La Danza de los Peritos y la Verdad Incómoda del Dinero
El corazón de un reclamo por daño psicológico es, en esencia, un debate técnico entre psicólogos disfrazado de proceso legal. El perito de oficio, el perito de parte actora y el perito de parte demandada conforman una trinidad que discutirá sobre tests proyectivos, inventarios de personalidad y entrevistas semi-dirigidas. Cada uno, desde su lugar, aportará su visión científica para que el juez, un lego en la materia, tome una decisión informada. El concepto central que emerge de esta danza es el de “incapacidad psíquica sobreviniente”. Es una ficción necesaria. Se intenta medir en qué porcentaje la capacidad de una persona para sentir, proyectar, trabajar y disfrutar de la vida ha quedado mermada de forma permanente. Un 10% de incapacidad psíquica no significa que la persona es “un 10% menos feliz”, sino que una patología instalada le ha restado un 10% de su plenitud potencial. Es un número frío, casi brutal, que intenta objetivar lo subjetivo.

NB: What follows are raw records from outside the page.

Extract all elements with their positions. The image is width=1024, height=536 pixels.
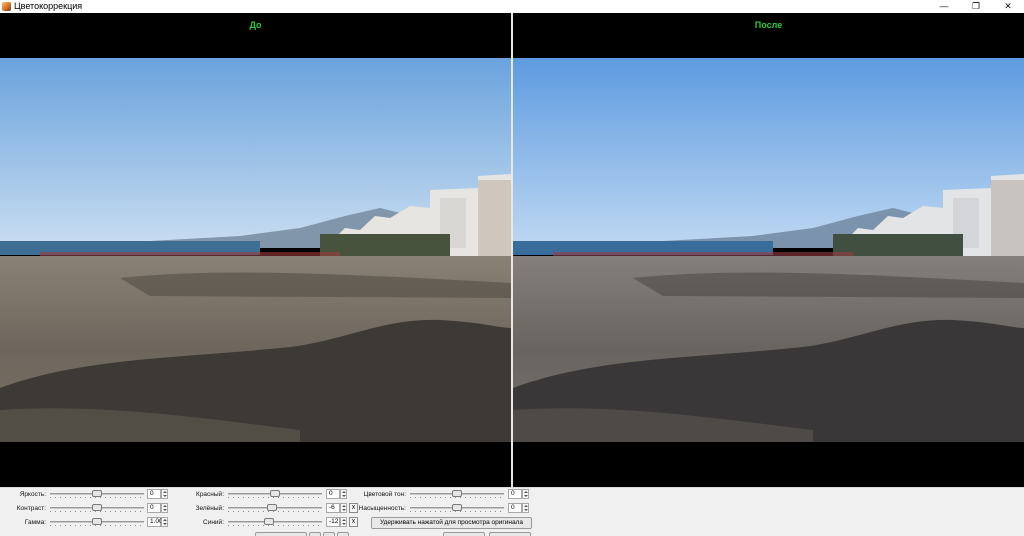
hue-value[interactable]: 0 — [508, 489, 522, 499]
green-label: Зелёный: — [195, 505, 224, 512]
after-pane: После — [513, 13, 1024, 487]
brightness-slider[interactable] — [50, 490, 144, 499]
contrast-value[interactable]: 0 — [147, 503, 161, 513]
gamma-label: Гамма: — [24, 519, 46, 526]
before-pane: До — [0, 13, 511, 487]
contrast-label: Контраст: — [16, 505, 46, 512]
bottom-button[interactable] — [337, 532, 349, 536]
bottom-button[interactable] — [443, 532, 485, 536]
saturation-label: Насыщенность: — [358, 505, 406, 512]
before-label: До — [249, 20, 262, 30]
close-icon[interactable]: ✕ — [994, 0, 1022, 13]
hold-original-button[interactable]: Удерживать нажатой для просмотра оригина… — [371, 517, 532, 529]
saturation-slider-thumb[interactable] — [452, 504, 462, 511]
brightness-label: Яркость: — [19, 491, 46, 498]
bottom-button[interactable] — [255, 532, 307, 536]
hue-slider-thumb[interactable] — [452, 490, 462, 497]
brightness-value[interactable]: 0 — [147, 489, 161, 499]
before-photo — [0, 58, 511, 442]
blue-slider[interactable] — [228, 518, 322, 527]
red-slider-thumb[interactable] — [270, 490, 280, 497]
hue-spinner[interactable] — [522, 489, 529, 499]
blue-value[interactable]: -12 — [326, 517, 340, 527]
bottom-button[interactable] — [489, 532, 531, 536]
green-slider[interactable] — [228, 504, 322, 513]
contrast-slider[interactable] — [50, 504, 144, 513]
title-bar: Цветокоррекция — ❐ ✕ — [0, 0, 1024, 13]
green-value[interactable]: -6 — [326, 503, 340, 513]
gamma-spinner[interactable] — [161, 517, 168, 527]
green-spinner[interactable] — [340, 503, 347, 513]
red-slider[interactable] — [228, 490, 322, 499]
bottom-button[interactable] — [323, 532, 335, 536]
app-icon — [2, 2, 11, 11]
red-spinner[interactable] — [340, 489, 347, 499]
window-title: Цветокоррекция — [14, 1, 83, 11]
brightness-slider-thumb[interactable] — [92, 490, 102, 497]
minimize-icon[interactable]: — — [930, 0, 958, 13]
red-value[interactable]: 0 — [326, 489, 340, 499]
hue-label: Цветовой тон: — [363, 491, 406, 498]
blue-label: Синий: — [203, 519, 224, 526]
saturation-spinner[interactable] — [522, 503, 529, 513]
contrast-slider-thumb[interactable] — [92, 504, 102, 511]
red-label: Красный: — [196, 491, 224, 498]
saturation-value[interactable]: 0 — [508, 503, 522, 513]
contrast-spinner[interactable] — [161, 503, 168, 513]
gamma-slider[interactable] — [50, 518, 144, 527]
blue-slider-thumb[interactable] — [264, 518, 275, 525]
blue-reset-button[interactable]: x — [349, 517, 358, 527]
bottom-button[interactable] — [309, 532, 321, 536]
blue-spinner[interactable] — [340, 517, 347, 527]
after-label: После — [754, 20, 783, 30]
saturation-slider[interactable] — [410, 504, 504, 513]
gamma-slider-thumb[interactable] — [92, 518, 102, 525]
hue-slider[interactable] — [410, 490, 504, 499]
maximize-icon[interactable]: ❐ — [962, 0, 990, 13]
gamma-value[interactable]: 1.00 — [147, 517, 163, 527]
brightness-spinner[interactable] — [161, 489, 168, 499]
green-slider-thumb[interactable] — [267, 504, 278, 511]
after-photo — [513, 58, 1024, 442]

Y aquí llegamos a la revelación final, la más incómoda de todas. Después de todo el dolor, los recuerdos, las pericias y los alegatos, la única solución que ofrece el sistema es el dinero. La indemnización no cura el trauma ni borra el miedo. No devuelve las noches de sueño ni la tranquilidad perdida al volante de un auto. El dinero es, simplemente, la herramienta más primitiva y a la vez más sofisticada que hemos inventado para reconocer un daño y proporcionar los medios para mitigarlo. Sirve para pagar el tratamiento psicológico que el perito recomendó. Sirve como una suerte de compensación por ese porcentaje de “plenitud” que se ha perdido. Es una traducción imperfecta, una forma torpe de decir “lamentamos su padecimiento, esto es lo que la sociedad, a través de sus leyes, puede hacer al respecto”. Quizás, en el fondo, toda la parafernalia judicial no sea más que un ritual civilizado para ponerle un número al caos y poder, finalmente, dar vuelta la página.